В красном облаке мелькает новая картина. Захлёбываясь от крови, бордовый монстр вырывает глотку у коричневого. Криком дикой радости бордовый оглашает весь свой мир. Со всех уголков этого мира на крик начинают выползать монстры разного размера и цвета. Со страхом и почитанием они протягивают бордовому свои щупальцы, всецело отдаваясь его власти.

В синем облаке тоже иная – мирная – картина. В Киеве солнечный весенний день.
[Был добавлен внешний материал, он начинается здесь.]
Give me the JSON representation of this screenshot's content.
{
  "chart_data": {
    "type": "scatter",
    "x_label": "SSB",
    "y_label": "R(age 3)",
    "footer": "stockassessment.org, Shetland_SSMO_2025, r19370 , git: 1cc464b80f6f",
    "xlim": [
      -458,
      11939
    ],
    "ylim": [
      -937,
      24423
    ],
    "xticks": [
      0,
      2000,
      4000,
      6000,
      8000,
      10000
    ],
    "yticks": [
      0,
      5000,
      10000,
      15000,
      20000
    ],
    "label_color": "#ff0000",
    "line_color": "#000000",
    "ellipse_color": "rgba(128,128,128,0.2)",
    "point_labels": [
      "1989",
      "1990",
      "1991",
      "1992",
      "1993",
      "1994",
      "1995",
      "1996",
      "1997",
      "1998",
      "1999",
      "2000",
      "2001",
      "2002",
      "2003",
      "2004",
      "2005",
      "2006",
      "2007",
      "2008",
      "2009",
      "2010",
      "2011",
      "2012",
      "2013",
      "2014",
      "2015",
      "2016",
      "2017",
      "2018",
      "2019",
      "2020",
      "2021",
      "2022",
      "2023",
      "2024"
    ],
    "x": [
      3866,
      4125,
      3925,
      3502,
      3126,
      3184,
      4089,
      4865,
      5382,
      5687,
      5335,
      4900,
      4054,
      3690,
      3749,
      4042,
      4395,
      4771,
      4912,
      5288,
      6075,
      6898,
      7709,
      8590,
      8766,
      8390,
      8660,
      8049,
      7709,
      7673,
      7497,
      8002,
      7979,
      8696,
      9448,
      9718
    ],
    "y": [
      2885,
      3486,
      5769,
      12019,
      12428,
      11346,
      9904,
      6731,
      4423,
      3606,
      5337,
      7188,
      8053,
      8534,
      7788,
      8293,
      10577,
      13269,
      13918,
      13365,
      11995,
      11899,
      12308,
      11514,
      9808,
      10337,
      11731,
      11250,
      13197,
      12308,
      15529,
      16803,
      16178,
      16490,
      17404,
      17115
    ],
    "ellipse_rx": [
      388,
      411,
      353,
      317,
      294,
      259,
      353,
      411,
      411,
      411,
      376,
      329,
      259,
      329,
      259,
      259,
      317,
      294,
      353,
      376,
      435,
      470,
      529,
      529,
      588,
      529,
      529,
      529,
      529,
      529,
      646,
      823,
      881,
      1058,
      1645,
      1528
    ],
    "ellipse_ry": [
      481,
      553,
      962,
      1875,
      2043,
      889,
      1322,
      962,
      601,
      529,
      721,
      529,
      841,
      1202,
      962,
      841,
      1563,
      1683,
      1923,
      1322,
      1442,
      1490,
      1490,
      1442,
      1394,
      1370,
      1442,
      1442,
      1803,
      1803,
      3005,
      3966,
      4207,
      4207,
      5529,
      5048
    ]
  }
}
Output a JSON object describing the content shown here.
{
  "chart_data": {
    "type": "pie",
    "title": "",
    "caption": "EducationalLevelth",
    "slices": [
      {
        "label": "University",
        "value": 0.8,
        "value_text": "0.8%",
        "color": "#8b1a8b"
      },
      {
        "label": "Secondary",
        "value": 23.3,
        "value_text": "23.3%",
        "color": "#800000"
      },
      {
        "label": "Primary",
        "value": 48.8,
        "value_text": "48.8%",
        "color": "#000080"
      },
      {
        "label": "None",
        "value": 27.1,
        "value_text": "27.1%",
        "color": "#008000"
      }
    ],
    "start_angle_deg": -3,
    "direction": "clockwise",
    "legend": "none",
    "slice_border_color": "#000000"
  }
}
По Крещатику в парадном строю идут полки русских десантников, пехотинцев, моряков, за ними движется колонна боевой техники – танки, самоходные орудия, бронетранспортёры.

Внезапно все видения погасли – как будто тёмном зале кинотеатра внезапно прервали фильм. И вдруг неожиданно во тьме начал разгораться красный огонёк. Он становился всё больше и всё явственней стал наливаться цветом крови…

Глава 7
Крона красного дерева

…И погасла одна Вселенная… и тут же зажглась новая.

Сначала пришёл звук – звук звенящей тишины. Потом пришёл свет, точнее, ощущение отсутствия света – ощущение липкой глубокой тьмы. Звуки стали обрастать мелодией, складываясь, как кубики в пирамидку. Сначала прозвучали слоги, потом слова, потом, когда пирамидка сложилась, она резко ухнула, и хлынул поток мыслеобразов, которые вмещали больше смыслов, чем тесные человеческие формулировки. Тьма захлопнулась резко, и Володя Пименов увидел необъяснимое: Пространство и Время поменялись местами. Вселенная в белом мареве расстелилась фиолетовой бесконечной дорогой, а мгновенья, секунды, минуты, часы, года, века, тысячелетия кружились вокруг сверкающими всеми цветами радуги островами, похожими на мыльные пузыри, которые по завершению своего срока, беззвучно лопались.

Володя увидел слепяще-белую фигуру и узнал в ней …себя. Сразу ему было дано понять, что он, Володька, это есть тень этой Слепящей Матрицы. Он понял, что все мыслеобразы, все новые понятия, знания идут от него. Непрерывным потоком от «Слепящего» – так его назвал Володя – изливалось чувство озабоченности, сострадания и любви.

Володя попытался себя осознать. Ощущения были очень странные, как будто с него сняли стопудовые гири. Было очень легко и свободно. Он понял, что если захочет, то полетит. Но не было понятия – куда лететь. Он не знал – где верх, где низ. Чтобы говорить, ему теперь не нужен был язык, чтобы слушать – уши. Володя не мог ощутить своё тело – теперь он был как сгусток энергии.

Перед Володей, как будто в кино, мгновенно прокрутили фильм о создания мира.

Изначальный Взрыв… Протовещество, разлетаясь во все стороны, стало создавать пространство – зажигались звёзды, сворачивались галактики, гасли сгустки плазмы, образуя планеты.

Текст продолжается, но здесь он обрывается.